Berdasarkan tingkat performance efficiency mesin dapat dikataka bahwa
mesin belum efisien dalam operasionalnya. Ini merupakan salah satu pemborosan
yang harus diantisipasi, karena akan meningkatkan biaya operasi dan perusahaan
harus berupaya agar produksi berada pada titik optimal.
Pada pabrik kelapa sawit PT.Bahari Dwikencana Lestari untuk tingkat mutu
telah ditentukan dengan melihat kadar kotoran yang terkandung yaitu 0,05%.

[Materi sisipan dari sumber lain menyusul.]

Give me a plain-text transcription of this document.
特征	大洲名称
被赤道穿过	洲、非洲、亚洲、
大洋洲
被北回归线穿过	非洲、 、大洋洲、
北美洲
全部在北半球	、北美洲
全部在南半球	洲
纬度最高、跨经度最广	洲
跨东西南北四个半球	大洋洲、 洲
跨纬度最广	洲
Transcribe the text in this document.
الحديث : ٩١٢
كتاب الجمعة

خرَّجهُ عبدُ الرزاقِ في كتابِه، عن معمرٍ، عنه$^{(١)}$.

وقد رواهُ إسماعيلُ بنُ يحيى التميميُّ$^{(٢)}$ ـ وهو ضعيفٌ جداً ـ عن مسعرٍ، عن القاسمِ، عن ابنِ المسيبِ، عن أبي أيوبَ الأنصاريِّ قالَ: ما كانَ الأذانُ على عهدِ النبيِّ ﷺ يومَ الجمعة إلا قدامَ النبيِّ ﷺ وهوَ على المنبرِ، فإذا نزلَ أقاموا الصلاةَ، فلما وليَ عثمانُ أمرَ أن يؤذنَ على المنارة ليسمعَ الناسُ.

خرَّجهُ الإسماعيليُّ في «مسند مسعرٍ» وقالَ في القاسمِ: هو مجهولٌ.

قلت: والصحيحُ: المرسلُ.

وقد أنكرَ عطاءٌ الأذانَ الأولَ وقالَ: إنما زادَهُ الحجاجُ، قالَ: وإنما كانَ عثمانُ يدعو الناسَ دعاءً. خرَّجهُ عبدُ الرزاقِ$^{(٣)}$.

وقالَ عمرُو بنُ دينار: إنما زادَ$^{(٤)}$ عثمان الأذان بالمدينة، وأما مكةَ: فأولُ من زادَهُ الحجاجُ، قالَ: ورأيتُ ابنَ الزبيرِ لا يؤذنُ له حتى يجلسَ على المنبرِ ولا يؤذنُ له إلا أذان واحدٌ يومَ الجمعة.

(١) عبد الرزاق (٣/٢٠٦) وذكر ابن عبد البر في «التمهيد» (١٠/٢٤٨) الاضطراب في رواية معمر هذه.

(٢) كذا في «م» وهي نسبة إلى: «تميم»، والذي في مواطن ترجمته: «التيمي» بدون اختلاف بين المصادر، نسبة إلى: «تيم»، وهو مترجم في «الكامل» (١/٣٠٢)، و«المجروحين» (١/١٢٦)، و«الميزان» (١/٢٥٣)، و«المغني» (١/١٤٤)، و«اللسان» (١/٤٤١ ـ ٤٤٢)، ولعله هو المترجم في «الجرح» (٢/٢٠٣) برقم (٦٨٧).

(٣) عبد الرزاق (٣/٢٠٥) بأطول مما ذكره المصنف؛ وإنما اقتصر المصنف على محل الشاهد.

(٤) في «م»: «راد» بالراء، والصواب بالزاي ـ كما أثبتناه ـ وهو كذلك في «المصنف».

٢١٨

Asam Lemak Bebas 4,70% dan kadar air minyak 0,25%, maka mutu yang telah
ditetapkan adalah 95%.
Perhitungan Overall Equipment Effectiveness (OEE) didasarkan pada tiga
perhitungan yang telah dilakukan yaitu tingkat availability, tingkat performance
efficiency dan rate of quality. Maka rumus yang digunakan untuk menghitung
OEE adalah:
OEE = Availability x Performance Efficiency xRate of Quality
Rata – rata efektifits keseluruhan peralatan dan mesin (OEE) yang diperoleh
adalah 85.66 %. Hasil perhitungan tingkat efektifitas peralatan secara keseluruhan
(OEE) diperlihatkan pada Tabel 7.
Tabel 7. Hasil Perhitungan Overall Equipment Effectiveness.
No. Bulan Availability
Ratio (%)
Performance
Efficiency(%)
Rate Quality
Product (%)
OEE
(%)
1 September 98,32 87,89 95 82,09
2 Oktober 99,12 89,18 95 83,98
3 November 98,51 90,44 95 84,64
4 Desember 98,57 98,85 95 92,56
5 Januari 98,87 86,34 95 81.09
6 Pebruari 97,85 86,41 95 80,34
7 Maret 99,82 91,48 95 86,75
8 April 98,90 90,45 95 84,98
9 Mai 99,39 92,78 95 87.60
10 Juni 99,22 94,52 95 89,09
11 Juli 99,38 91,94 95 86,80
12 Agustus 99,04 93,12 95 87,61
Setelah nilai keefektifan penggunaan mesin dan peralatan diketahui, kemudian digambar
grafik berdasarkan nilai OEE pada Tabel 7 di atas seperti terlihat pada Gambar 2.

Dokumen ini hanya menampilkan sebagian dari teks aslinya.